27 settembre 2019 11:24

In politica estera la storia ricorderà Jacques Chirac soprattutto per il rifiuto di partecipare all’invasione statunitense dell’Iraq nel 2003, sicuramente la sua decisione più significativa. Chirac aveva capito prima degli altri che l’avventura militare era un grave errore, e anche se era stato Dominique de Villepin a plasmare le parole e il lirismo del “no” francese nel suo celebre discorso al Consiglio di sicurezza dell’Onu, il merito di aver preso la decisione di rompere con l’alleato statunitense spetta all’allora presidente della repubblica.

Con la sua scelta, Chirac ha risparmiato alla Francia le divisioni e le sofferenze di una guerra inutile, sfuggendo inoltre al discredito profondo e duraturo che ha colpito Tony Blair, primo ministro britannico dell’epoca, che aveva scelto di seguire ciecamente l’amministrazione Bush.

Chirac è stato fedele alla sua storia gaullista basata sull’indipendenza, e ha pagato con un grande gelo nei rapporti transatlantici. Ricordiamo ancora l’episodio delle french fries ribattezzate negli Stati Uniti freedom fries, le patatine della libertà.

Eroe di strada
Personalmente sono stato testimone di un’altra vicenda mediorientale che illustra alla perfezione la capacità di Chirac di ignorare le convenzioni. Era il 1996, e il presidente appena eletto cominciava a Gerusalemme un giro di visite nella regione. Mentre si trovava nella città vecchia, Chirac si era accorto che gli agenti della sicurezza israeliana avevano deciso di rendergli la vita difficile, impedendogli qualsiasi contatto con i palestinesi e ostacolando l’attività della stampa (di cui faceva parte anche il sottoscritto).

In quell’occasione, una serie di inconvenienti fece perdere le staffe a Chirac davanti al capo della sicurezza israeliana, fino a fargli pronunciare una frase passata alla storia: “You want me to go back to my plane?”, ovvero “volete obbligarmi a riprendere l’aereo e andarmene?”.

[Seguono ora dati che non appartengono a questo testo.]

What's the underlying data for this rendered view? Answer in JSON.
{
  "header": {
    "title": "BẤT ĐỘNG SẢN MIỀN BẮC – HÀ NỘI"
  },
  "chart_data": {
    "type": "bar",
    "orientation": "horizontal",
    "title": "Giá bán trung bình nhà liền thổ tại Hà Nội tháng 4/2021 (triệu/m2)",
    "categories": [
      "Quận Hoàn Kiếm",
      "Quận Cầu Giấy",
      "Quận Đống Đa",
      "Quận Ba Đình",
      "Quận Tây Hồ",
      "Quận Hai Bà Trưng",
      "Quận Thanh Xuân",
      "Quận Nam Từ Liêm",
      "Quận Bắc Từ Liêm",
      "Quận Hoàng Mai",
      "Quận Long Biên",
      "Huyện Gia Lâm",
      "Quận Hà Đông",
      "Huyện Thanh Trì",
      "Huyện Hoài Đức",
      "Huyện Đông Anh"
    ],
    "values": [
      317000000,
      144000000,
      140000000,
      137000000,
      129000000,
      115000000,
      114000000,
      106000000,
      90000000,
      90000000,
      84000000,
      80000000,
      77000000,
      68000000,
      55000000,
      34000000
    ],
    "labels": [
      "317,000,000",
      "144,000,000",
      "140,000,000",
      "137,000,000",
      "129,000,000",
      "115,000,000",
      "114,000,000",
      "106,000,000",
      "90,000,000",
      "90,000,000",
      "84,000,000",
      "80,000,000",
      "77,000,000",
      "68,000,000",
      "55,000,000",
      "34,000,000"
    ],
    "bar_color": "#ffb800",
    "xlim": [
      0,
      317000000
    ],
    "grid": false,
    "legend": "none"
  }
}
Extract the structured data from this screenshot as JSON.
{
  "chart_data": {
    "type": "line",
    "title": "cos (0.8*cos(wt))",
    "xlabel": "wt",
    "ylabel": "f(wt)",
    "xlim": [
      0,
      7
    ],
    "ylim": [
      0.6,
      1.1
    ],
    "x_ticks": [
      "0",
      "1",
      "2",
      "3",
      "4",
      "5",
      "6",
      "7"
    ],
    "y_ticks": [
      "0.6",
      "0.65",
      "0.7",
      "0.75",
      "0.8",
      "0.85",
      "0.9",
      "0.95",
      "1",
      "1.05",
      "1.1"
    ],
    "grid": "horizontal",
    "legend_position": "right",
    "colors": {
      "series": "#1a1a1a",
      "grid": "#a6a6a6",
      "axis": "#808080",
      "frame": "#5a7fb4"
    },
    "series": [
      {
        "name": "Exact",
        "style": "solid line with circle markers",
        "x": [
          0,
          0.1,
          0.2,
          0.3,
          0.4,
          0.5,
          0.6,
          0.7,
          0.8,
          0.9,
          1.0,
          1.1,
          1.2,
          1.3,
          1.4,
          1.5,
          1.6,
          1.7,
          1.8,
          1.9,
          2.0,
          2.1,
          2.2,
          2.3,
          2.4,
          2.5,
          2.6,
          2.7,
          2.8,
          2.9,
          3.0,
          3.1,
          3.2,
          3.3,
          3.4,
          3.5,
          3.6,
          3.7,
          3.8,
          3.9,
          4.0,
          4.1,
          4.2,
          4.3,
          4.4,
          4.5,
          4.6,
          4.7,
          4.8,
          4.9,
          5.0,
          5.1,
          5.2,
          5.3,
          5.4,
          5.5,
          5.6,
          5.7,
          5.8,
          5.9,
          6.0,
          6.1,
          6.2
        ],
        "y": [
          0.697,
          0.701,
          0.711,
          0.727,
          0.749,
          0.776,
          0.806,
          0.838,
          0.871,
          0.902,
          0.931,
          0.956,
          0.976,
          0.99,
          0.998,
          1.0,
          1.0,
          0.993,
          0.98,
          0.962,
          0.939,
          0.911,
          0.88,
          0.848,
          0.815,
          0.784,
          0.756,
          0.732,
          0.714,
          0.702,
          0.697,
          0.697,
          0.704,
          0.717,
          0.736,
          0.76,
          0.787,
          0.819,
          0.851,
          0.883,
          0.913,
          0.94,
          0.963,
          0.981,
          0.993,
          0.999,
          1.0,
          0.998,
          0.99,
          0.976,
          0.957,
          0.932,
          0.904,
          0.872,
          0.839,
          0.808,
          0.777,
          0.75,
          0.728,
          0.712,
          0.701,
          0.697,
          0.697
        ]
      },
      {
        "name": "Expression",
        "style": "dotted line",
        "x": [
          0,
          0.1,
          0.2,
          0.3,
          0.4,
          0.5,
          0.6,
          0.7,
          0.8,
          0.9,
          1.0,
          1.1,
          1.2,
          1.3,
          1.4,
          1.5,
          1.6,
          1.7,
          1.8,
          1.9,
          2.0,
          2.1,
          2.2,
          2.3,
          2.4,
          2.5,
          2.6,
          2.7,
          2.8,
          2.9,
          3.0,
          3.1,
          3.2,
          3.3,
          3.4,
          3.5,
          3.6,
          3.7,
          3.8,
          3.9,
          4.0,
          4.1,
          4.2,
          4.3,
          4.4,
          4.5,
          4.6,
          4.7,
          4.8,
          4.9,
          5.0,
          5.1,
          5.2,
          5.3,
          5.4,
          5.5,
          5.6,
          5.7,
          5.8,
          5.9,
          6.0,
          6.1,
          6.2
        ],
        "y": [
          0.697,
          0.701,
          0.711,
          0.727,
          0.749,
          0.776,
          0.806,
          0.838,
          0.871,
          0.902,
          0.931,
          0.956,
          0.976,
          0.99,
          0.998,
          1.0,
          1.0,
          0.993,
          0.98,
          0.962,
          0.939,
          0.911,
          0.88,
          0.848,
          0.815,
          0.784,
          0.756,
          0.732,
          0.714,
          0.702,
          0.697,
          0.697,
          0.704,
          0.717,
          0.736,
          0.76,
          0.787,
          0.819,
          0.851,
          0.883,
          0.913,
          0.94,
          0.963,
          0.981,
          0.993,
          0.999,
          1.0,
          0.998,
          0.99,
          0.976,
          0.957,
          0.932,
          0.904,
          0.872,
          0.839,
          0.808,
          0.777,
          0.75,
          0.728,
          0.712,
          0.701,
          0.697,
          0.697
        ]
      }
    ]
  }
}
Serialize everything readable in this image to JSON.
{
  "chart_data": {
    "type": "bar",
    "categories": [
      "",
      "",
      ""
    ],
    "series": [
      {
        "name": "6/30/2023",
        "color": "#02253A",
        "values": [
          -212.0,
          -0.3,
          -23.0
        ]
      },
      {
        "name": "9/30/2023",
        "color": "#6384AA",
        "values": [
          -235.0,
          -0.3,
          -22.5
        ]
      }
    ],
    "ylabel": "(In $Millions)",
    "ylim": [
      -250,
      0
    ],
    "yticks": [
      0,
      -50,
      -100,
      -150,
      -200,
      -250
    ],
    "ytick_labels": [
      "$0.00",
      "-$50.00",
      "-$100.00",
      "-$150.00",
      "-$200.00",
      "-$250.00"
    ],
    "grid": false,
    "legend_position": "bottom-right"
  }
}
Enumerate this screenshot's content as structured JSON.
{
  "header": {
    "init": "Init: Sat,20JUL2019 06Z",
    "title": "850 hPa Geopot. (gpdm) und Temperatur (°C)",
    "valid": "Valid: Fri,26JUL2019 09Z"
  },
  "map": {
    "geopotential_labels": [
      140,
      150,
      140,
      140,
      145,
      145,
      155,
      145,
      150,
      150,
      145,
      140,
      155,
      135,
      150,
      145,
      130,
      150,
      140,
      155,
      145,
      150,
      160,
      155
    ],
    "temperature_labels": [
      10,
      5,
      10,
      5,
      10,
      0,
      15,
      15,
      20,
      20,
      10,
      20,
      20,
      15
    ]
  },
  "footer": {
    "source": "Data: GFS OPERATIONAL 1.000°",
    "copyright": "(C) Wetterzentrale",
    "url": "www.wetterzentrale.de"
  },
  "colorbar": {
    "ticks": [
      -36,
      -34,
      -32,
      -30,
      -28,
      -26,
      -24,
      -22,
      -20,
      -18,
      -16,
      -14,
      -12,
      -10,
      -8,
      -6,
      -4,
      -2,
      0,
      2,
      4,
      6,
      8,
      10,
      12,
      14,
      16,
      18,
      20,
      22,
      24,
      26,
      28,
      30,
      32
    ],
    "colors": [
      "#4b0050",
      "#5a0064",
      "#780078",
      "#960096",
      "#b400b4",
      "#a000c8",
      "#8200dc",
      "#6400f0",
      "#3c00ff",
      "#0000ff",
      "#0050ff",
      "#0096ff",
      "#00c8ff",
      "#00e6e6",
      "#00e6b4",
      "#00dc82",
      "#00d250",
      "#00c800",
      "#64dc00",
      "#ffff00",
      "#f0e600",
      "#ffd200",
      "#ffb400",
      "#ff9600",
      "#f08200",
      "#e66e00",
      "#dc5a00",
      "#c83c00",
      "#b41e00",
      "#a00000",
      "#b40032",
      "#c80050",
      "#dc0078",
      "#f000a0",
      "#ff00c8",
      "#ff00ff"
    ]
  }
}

Tra le altre cose Jacques Chirac non è stato capace di intuire le aspirazioni democratiche sull’altra sponda del Mediterraneo

Grazie al risalto concesso a quell’episodio dalle tv arabe, Jacques Chirac è diventato l’eroe di strada. Yasser Arafat lo chiamava “il dottor Chirac” e sperava che potesse guarire un processo di pace evidentemente malato.

Cosa resta oggi della politica araba di Chirac? Purtroppo le sfuriate e le intuizioni non fanno una politica efficace. Come sottolineano severamente Christophe Boltanski ed Éric Aeschimann nel loro libro intitolato Chirac d’Arabia, “così come accaduto dopo le sue incredibili vittorie elettorali in Francia, anche in Medio Oriente Chirac non ha saputo sfruttare al meglio il suo ottimo rapporto con il mondo arabo”.

Peso insufficiente
“Saputo” o “potuto”? Non dobbiamo dimenticare che all’epoca la Francia non aveva un peso sufficiente per opporsi alle forze decise a cancellare le speranze di pace in Palestina nate dagli accordi di Oslo e a sfruttare quelle alimentate dalla guerra in Iraq.

Chirac, inoltre, ha assistito impotente all’assassinio del suo grande amico e primo ministro libanese Rafic Hariri nel 2005, e ha maturato un’ostilità profonda nei confronti del presidente siriano Bashar al Assad, su cui aveva inizialmente scommesso al momento della sua ascesa al potere, nel 2000.

Jacques Chirac non è stato capace nemmeno di intuire le aspirazioni democratiche che stavano nascendo sull’altra sponda del Mediterraneo, e i tunisini gli serbano ancora rancore per aver concesso carta bianca al dittatore Ben Ali durante una visita in Tunisia del 2003.

Eppure, a posteriori, il momento che tutti ricorderanno sarà quello del “no” alla guerra in Iraq, oggi considerata unanimemente un disastro storico.